Quels sont d’autres profits que votre province va gagner avec ce projet ?
Beaucoup. Il faut savoir que Giteranyi (Muyinga) et Busoni (Kirundo) vont beaucoup profiter de Rusumo Falls grâce aux lacs du Nord.
Comment ?
A Giteranyi, on a déjà construit des Centres de santé, le bureau communal, fait l’adduction d’eau. Il y a aussi le projet de construction d’un Tribunal de Résidence, des grandes écoles bien équipées, etc. Il faut aussi ajouter qu’avec la fin des travaux, Muyinga va combler son déficit énergétique. Ce qui va permettre aux différentes usines, entreprises de bien fonctionner et d’être très productives.
Dans d’autres provinces, des spéculateurs sur certains produits comme le ciment, le sucre, les boissons de la Brarudi… sont punis. Et à Muyinga ?
On le fait aussi ici. Pour le sucre, il n’y a pas encore de problèmes. Parce qu’aujourd’hui, la quantité est suffisante. Mais avant, elle était très minime. D’où la spéculation. Pour le ciment, la population doit être protégée en faisant respecter les prix officiels. Pour les boissons, nous avons tenu des réunions avec les commerçants. Les spéculateurs sont punis et bientôt, ils vont même être rayés de la liste.
Mais, pour le sucre, certaines informations disent que votre épouse est impliquée
Moi, je pense que les auteurs de ces informations ont un autre objectif. Ils veulent ternir notre image. Ils sont encore en arrière. Même si mon épouse faisait du commerce, ça ne serait pas pour vendre du sucre. A notre niveau, nous allons prier pour eux afin qu’ils changent de comportement.
Mais, nous ne pouvons pas empêcher quelqu’un à manifester ses idées. Seulement, ce sont des mensonges. Nous ne pouvons pas entrer dans leur jeu. Ce serait une perte de temps. On leur laisse le champ libre. Il revient à ceux qui reçoivent de telles informations de vérifier si c’est fondé ou pas.

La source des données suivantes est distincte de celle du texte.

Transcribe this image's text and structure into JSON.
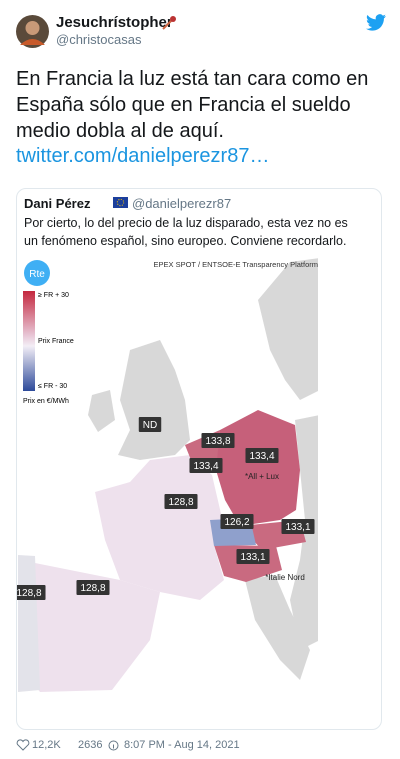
{
  "tweet": {
    "author": {
      "name": "Jesuchrístopher",
      "handle": "@christocasas"
    },
    "text": "En Francia la luz está tan cara como en España sólo que en Francia el sueldo medio dobla al de aquí.",
    "link": "twitter.com/danielperezr87…",
    "quote": {
      "author": {
        "name": "Dani Pérez",
        "handle": "@danielperezr87"
      },
      "text": "Por cierto, lo del precio de la luz disparado, esta vez no es un fenómeno español, sino europeo. Conviene recordarlo.",
      "map": {
        "logo": "Rte",
        "source": "EPEX SPOT / ENTSOE-E Transparency Platform",
        "legend": {
          "high": "≥ FR + 30",
          "mid": "Prix France",
          "low": "≤ FR - 30",
          "unit": "Prix en €/MWh"
        },
        "labels": [
          {
            "text": "ND"
          },
          {
            "text": "133,8"
          },
          {
            "text": "133,4"
          },
          {
            "text": "133,4"
          },
          {
            "text": "*All + Lux"
          },
          {
            "text": "128,8"
          },
          {
            "text": "126,2"
          },
          {
            "text": "133,1"
          },
          {
            "text": "133,1"
          },
          {
            "text": "*Italie Nord"
          },
          {
            "text": "128,8"
          },
          {
            "text": "128,8"
          }
        ]
      }
    },
    "footer": {
      "likes": "12,2K",
      "retweets": "2636",
      "time": "8:07 PM - Aug 14, 2021"
    }
  }
}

Votre rêve pour la province après cinq ans ?
Laisser des traces positives. Personne n’est éternel. D’autres gouverneurs sont passés par ici. Nous comptons laisser un bon héritage. Pour y arriver, il faut d’abord renforcer la paix et la sécurité. Car, c’est la base de tout. Que tout le monde sans distinction de partis politiques, d’ethnies, de religions, … se sente en sécurité.
Muyinga doit se doter d’un bureau provincial moderne. Des avenues pavées dans les quartiers. En cas de pluies, certaines artères deviennent presque impraticables. Nous voulons aussi faire la promotion des investisseurs.
Comment ?
Nous voulons mettre ensemble les commerçants pour un coaching afin de constituer des gros capitaux. Ce qui leur permettra d’aller importer en Chine, Dubaï, etc. Les mineurs doivent aussi être organisés. Nous allons leur montrer comment faire une bonne gestion de leurs recettes, comment les fructifier au lieu de gaspiller. Bref, je vais faire de Muyinga le ‘’Dubaï burundais’’, attrayant et rassurant pour tous.
Sept communes de Muyinga : Muyinga, Buhinyuza, Butihinda, Gasorwe, Mwakiro, Giteranyi et Gashoho.
Superficie : 1836 km2
Population : 865.892 habitants (2019)
Densité : 472 hab./Km2 (2019)
*Le projet Rusumo Falls (RRFP) est un projet régional hydroélectrique en cours de développement conjoint par les gouvernements du Burundi, du Rwanda et de la Tanzanie par l’intermédiaire d’une société commune Rusumo Power Company (RPCL).